Depending on the feedback I will decide i will continue with this experiment. If you think that your content also offers new views, uncovers hidden features or suggests best practices, please let me know (see the my contact data here). I will judge these proposals on the above mentioned criteria. But of course it will be still my personal decision.

Let’s start with Theo Pendle, who has written an article on how to write your own custom injector for Sling Models. The example he uses is a real good one, and he walks you through all the steps and explains very well, why that is all necessary. I like the general approach of Theos writing and consider the case of safely injecting cookie values as a valid for such a injector. But in general I think that there are not many other cases out there, where it makes sense to write custom injectors.

Also on a technical level John Mitchell has his article “Using Sling Feature Flags to Manage Continous Releases“, published on the Adobe Tech Blog. He introduces Sling Features and how you can use them to implement Feature Flags. And that’s something I have not seen used yet in the wild, and also the documentation is quite sparse on it. But he gives a good starting point, although a more practical example would be great 🙂

The third article I like the most. Kevin Nenning writes on “CRXDE Lite, the plague of AEM“. He outlines why CRXDE Lite has gained such a bad reputation within Adobe, that disabling CRXDE Lite is part of the golive checklist for quite some time. But on the other hand he loves the tool because it’s a great way for quick hacks on your local development instance and for a general read-only tool.
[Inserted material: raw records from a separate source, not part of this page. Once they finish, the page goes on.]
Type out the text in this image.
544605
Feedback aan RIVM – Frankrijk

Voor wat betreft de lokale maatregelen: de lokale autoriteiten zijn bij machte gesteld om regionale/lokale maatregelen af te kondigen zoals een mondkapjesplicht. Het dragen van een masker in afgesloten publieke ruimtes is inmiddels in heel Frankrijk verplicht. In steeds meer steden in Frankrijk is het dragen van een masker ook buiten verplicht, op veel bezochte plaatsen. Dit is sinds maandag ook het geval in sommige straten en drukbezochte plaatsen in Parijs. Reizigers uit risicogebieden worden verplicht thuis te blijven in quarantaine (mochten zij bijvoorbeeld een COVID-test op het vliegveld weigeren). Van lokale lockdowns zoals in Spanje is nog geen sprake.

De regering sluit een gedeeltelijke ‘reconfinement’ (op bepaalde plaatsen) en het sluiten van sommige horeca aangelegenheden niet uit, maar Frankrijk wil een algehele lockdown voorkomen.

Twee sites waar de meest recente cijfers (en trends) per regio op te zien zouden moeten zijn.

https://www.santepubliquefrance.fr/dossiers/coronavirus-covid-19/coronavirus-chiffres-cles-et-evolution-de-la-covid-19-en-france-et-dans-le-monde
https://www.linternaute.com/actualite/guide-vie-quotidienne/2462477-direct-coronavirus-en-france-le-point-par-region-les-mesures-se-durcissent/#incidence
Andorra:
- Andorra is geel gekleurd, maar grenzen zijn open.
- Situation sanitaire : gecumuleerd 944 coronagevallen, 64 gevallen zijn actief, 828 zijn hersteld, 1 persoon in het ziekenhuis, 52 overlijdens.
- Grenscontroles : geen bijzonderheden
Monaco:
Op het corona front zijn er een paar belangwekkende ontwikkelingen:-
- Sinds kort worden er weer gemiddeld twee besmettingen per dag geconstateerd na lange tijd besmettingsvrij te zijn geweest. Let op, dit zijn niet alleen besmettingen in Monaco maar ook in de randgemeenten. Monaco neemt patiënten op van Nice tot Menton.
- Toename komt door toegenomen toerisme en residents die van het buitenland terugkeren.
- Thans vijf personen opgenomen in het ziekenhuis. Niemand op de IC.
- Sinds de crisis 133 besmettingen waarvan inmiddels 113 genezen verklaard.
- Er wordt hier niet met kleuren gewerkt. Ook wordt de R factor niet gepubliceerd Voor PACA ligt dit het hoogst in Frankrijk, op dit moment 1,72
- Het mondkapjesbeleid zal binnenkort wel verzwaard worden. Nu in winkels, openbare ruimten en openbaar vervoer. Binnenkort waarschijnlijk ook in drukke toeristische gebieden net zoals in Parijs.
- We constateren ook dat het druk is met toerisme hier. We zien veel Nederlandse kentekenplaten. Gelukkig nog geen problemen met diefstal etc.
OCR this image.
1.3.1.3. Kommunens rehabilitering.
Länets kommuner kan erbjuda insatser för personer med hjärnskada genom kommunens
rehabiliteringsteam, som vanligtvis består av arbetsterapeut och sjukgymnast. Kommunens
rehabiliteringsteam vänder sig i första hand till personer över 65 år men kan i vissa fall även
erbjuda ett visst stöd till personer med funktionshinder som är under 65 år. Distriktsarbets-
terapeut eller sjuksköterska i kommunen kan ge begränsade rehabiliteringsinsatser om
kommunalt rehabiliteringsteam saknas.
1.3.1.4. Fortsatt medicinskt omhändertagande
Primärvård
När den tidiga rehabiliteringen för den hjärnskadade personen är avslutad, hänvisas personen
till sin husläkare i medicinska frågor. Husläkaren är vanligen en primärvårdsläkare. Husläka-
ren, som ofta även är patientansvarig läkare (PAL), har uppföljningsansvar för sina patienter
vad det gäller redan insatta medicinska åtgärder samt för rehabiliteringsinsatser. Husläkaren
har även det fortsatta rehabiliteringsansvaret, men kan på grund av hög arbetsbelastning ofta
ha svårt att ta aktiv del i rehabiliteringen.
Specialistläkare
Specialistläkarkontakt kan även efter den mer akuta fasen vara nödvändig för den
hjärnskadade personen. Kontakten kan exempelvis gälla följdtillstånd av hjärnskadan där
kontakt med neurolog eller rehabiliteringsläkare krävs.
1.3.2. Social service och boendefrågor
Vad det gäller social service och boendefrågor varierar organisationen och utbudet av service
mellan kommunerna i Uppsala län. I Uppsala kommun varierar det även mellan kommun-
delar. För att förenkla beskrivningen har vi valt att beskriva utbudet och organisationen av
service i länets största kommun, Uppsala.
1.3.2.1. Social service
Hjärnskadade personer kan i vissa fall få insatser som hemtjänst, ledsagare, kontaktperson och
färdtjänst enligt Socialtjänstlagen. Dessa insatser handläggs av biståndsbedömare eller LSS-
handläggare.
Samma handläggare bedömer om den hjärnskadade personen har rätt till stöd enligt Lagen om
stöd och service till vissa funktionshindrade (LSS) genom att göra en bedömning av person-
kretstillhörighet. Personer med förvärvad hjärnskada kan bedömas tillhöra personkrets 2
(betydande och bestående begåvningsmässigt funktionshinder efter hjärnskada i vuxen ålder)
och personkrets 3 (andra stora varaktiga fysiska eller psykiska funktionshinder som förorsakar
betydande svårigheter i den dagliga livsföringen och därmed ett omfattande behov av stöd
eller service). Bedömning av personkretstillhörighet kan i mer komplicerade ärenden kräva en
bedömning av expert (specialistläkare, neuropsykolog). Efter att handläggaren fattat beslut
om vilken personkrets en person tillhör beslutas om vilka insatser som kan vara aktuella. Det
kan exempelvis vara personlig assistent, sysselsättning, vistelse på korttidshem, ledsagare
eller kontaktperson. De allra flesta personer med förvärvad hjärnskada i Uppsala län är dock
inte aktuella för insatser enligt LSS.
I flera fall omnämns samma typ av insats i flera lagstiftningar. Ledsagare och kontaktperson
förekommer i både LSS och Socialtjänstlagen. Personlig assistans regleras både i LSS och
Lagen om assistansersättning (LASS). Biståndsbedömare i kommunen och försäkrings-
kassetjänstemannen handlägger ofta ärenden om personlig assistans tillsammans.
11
This is an article every AEM developer should read.
And in case you haven’t seen it yet: AEM as a Cloud Service offers the repository browser in the developer console for a read-only view on your repo!

And finally there is Yuri Simione (an Adobe AEM champion), who published 2 articles discussing the question “Is AEM a valid Content Services Plattform?” (article 1, article 2). He discusses an implementation which is based on Jackrabbit/Oak and Sling (but not AEM) to replace an aging Documentum system. And finally he offers an interesting perspective on the future of Jackrabbit. Definitely a read if you are interested in a more broader use of AEM and its foundational pieces.

That’s it for December. I hope you enjoy these articles as much as I did, and that you can learn from them and get some new inspiration and insights.